Fig. 7. Example of calibration markers, height, where the basis for calibrating selected dynamic object

Problems of calibration

There are a number of features that may adversely affect the quality of calibration.

Firstly, it is worth noting that much depends on a specific user. Accuracy and precision placement of markers given numerical parameters are given to all operators. Oversights in the alignment determine those errors, which will be formed in the process of calculating the prospects.

Secondly, in order to maximally simplify the calibration procedure, developers often it is assumed that the reviewed camera scene has a smooth terrain without abrupt level changes. Thus, the camera will correctly handle the scene just within the same plane. For complex, multi-dimensional scenes (Fig. 8) or the calibration will be effective within one of the most important in terms of monitoring, plane, or do not apply.

Fig. 8. An example of a complex scene. Calibration is complicated by the presence of three different planes (highlighted in yellow, blue and green)

Examples of products

Fig. 9. IOImage Toolkit for interactive definition of scene depth

Commercial product, comprised of means for performing spatial calibration is an application company IOImage (Fig. 9). It is equipped with sufficiently powerful set of additional tools for interactive layout. Slight disadvantage of the application can assume the complexity of the proposed development tools, which to some extent offset by the manufacturer of their teaching demo.

Fig. 10. Tools for interactive devices MagicBox determine the depth of the scene

Another example of a software product that illustrates the different approach to the spatial calibration and implementing the principle of simplicity and minimalism can be considered tools included with the device software MagicBox (Fig. 10). All that is required from the user, is to place two markers of height, that to give greater associativity are presented in the form of "little people" - all very easy.

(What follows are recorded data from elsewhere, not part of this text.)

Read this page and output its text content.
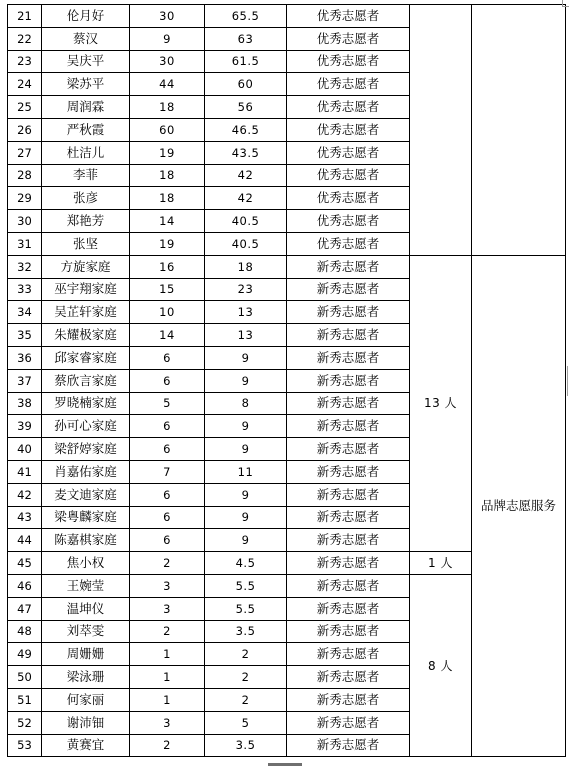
21	伦月好	30	65.5	优秀志愿者		
22	蔡汉	9	63	优秀志愿者		
23	吴庆平	30	61.5	优秀志愿者		
24	梁苏平	44	60	优秀志愿者		
25	周润霖	18	56	优秀志愿者		
26	严秋霞	60	46.5	优秀志愿者		
27	杜洁儿	19	43.5	优秀志愿者		
28	李菲	18	42	优秀志愿者		
29	张彦	18	42	优秀志愿者		
30	郑艳芳	14	40.5	优秀志愿者		
31	张坚	19	40.5	优秀志愿者		
32	方旋家庭	16	18	新秀志愿者	13 人	品牌志愿服务
33	巫宇翔家庭	15	23	新秀志愿者		
34	吴芷轩家庭	10	13	新秀志愿者		
35	朱耀极家庭	14	13	新秀志愿者		
36	邱家睿家庭	6	9	新秀志愿者		
37	蔡欣言家庭	6	9	新秀志愿者		
38	罗晓楠家庭	5	8	新秀志愿者		
39	孙可心家庭	6	9	新秀志愿者		
40	梁舒婷家庭	6	9	新秀志愿者		
41	肖嘉佑家庭	7	11	新秀志愿者		
42	麦文迪家庭	6	9	新秀志愿者		
43	梁粤麟家庭	6	9	新秀志愿者		
44	陈嘉棋家庭	6	9	新秀志愿者		
45	焦小权	2	4.5	新秀志愿者	1 人	
46	王婉莹	3	5.5	新秀志愿者	8 人	
47	温坤仪	3	5.5	新秀志愿者		
48	刘萃雯	2	3.5	新秀志愿者		
49	周姗姗	1	2	新秀志愿者		
50	梁泳珊	1	2	新秀志愿者		
51	何家丽	1	2	新秀志愿者		
52	谢沛钿	3	5	新秀志愿者		
53	黄赛宜	2	3.5	新秀志愿者		
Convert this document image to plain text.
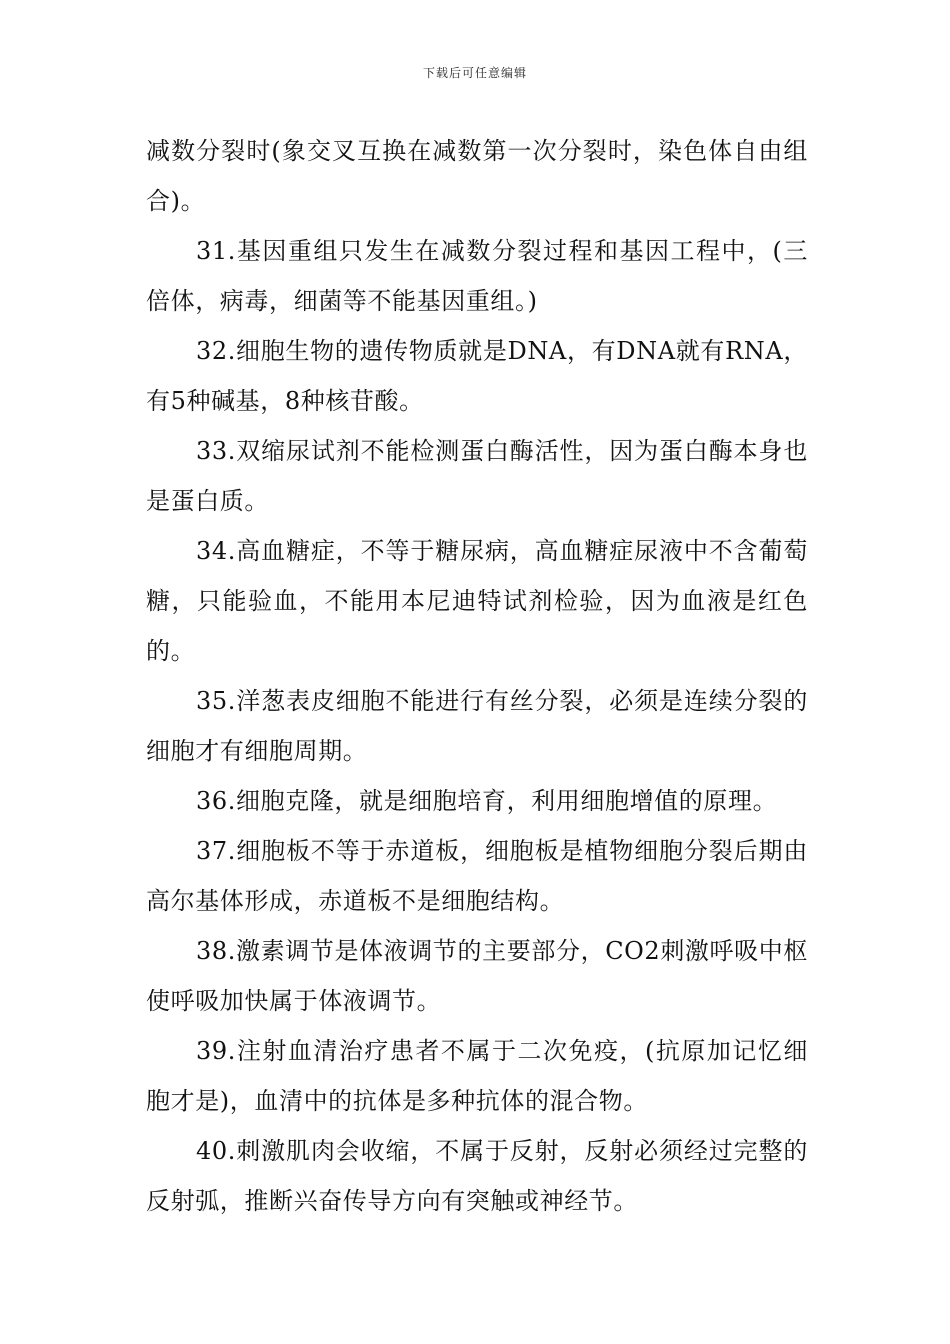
下载后可任意编辑

减数分裂时(象交叉互换在减数第一次分裂时，染色体自由组合)。

31.基因重组只发生在减数分裂过程和基因工程中，(三倍体，病毒，细菌等不能基因重组。)

32.细胞生物的遗传物质就是DNA，有DNA就有RNA，有5种碱基，8种核苷酸。

33.双缩尿试剂不能检测蛋白酶活性，因为蛋白酶本身也是蛋白质。

34.高血糖症，不等于糖尿病，高血糖症尿液中不含葡萄糖，只能验血，不能用本尼迪特试剂检验，因为血液是红色的。

35.洋葱表皮细胞不能进行有丝分裂，必须是连续分裂的细胞才有细胞周期。

36.细胞克隆，就是细胞培育，利用细胞增值的原理。

37.细胞板不等于赤道板，细胞板是植物细胞分裂后期由高尔基体形成，赤道板不是细胞结构。

38.激素调节是体液调节的主要部分，CO2刺激呼吸中枢使呼吸加快属于体液调节。

39.注射血清治疗患者不属于二次免疫，(抗原加记忆细胞才是)，血清中的抗体是多种抗体的混合物。

40.刺激肌肉会收缩，不属于反射，反射必须经过完整的反射弧，推断兴奋传导方向有突触或神经节。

"Smart" cameras will justify the expectations

To date, given the level of existing hardware solutions and ongoing scientific developments, the use of spatial calibration - is perhaps the only real way to make intellectual stuffing chamber to become truly universal and highly effective means of self-monitoring, analysis and prevention. It is also hoped that this article will help at least to some extent to make a more justified as the hopes and expectations of buyers of intelligent video surveillance devices for these products, as well as hopes and expectations of manufacturers of "smart" devices to their users.